Monsieur le président de la Délégation sénatoriale aux outre-mer, cher Michel Magras, monsieur le vice-président du Sénat, cher Thani Mohamed Soilihi, mes chers collègues sénateurs ultra-marins et métropolitains, que je vois nombreux, mes chers collègues députés - je salue nos anciens collègues et députés -, monsieur le président de l'Assemblée de Polynésie française, Gaston Tong Sang, mesdames, messieurs les maires, présidents d'associations départementales, les maires adjoints et conseillers municipaux, monsieur le membre du Conseil économique, social et environnemental (CESE), monsieur le délégué interministériel aux risques majeurs outre-mer, mesdames, messieurs.

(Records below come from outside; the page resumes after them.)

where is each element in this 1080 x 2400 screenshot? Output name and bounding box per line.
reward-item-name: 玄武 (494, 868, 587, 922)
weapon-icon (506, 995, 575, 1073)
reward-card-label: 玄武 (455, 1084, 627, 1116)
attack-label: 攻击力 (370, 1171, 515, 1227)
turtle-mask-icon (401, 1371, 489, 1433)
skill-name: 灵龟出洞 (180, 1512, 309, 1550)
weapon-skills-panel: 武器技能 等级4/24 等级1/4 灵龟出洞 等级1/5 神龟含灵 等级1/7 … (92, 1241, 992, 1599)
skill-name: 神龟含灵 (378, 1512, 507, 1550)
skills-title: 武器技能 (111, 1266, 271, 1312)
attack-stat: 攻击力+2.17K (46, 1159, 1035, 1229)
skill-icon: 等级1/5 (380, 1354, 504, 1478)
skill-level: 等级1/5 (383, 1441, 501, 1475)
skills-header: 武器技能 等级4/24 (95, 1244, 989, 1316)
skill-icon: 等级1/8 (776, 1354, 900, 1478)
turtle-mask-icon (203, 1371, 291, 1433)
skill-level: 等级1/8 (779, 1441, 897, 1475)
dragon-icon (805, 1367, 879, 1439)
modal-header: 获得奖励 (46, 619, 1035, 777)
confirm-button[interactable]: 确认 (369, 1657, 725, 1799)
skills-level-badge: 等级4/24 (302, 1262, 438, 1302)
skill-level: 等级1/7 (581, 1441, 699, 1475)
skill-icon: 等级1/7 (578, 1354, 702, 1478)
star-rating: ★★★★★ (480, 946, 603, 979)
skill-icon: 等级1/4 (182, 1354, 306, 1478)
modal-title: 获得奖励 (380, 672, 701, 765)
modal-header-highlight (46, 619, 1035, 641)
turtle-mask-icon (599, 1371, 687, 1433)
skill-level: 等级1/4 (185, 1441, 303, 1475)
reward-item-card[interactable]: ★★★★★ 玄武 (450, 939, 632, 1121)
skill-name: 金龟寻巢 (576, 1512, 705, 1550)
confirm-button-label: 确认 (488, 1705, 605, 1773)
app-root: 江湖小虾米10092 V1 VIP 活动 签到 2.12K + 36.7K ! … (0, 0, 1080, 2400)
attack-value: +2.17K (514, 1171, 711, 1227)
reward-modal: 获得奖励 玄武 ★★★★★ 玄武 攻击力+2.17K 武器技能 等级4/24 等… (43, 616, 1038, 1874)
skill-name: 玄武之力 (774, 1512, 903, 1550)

C'est avec plaisir que je vous retrouve ce matin et que je prends la parole devant vous qui présidez aux destinées de collectivités dispersées à travers plusieurs océans et continents, et qui, par là même, contribuez pleinement au rayonnement de la France.

Je tiens à vous dire - c'est sincère -, combien j'éprouve un attachement à vos territoires et à nos compatriotes qui y vivent, car ils portent les valeurs de la République à travers le monde.

Je tiens tout d'abord à remercier le président Michel Magras et mes collègues membres de la délégation, qu'ils soient d'outre-mer ou de l'hexagone, pour leur initiative de ce jour, qui permet de faire mieux connaître leurs récents travaux, notamment sur les risques naturels majeurs. Placés sous la présidence de Guillaume Arnell, les rapporteurs Victoire Jasmin et Mathieu Darnaud, lequel ne pouvait être présent ce matin, pour le premier volet, et Abdallah Hassani et Jean-François Rapin, pour le second, ont réalisé un travail de référence.

La rencontre d'aujourd'hui contribue également à renforcer les liens entre le Sénat et les élus ultramarins et à engager un dialogue enrichissant et utile pour la préparation de futurs textes législatifs. Elle découle d'une volonté permanente d'associer l'ensemble des élus locaux à nos travaux, comme l'a exprimé il y a un instant notre collègue Thani Mohamed Soilihi, vice-président et président de la délégation chargée de la présence territoriale du Sénat, en vous présentant la plateforme interactive de consultation des élus. N'hésitez pas à vous en servir ! Sur la question du statut des élus, nous avons reçu 18 500 réponses. Cet outil va encore monter en puissance. À l'heure de la société participative, la participation des élus en amont des textes en débat est très importante. À cet égard, la plateforme constitue une ligne directe avec le terrain. Vous devez vous l'approprier afin que nous puissions recueillir votre avis sur les propositions sénatoriales et veiller à ce que celles-ci répondent à vos attentes.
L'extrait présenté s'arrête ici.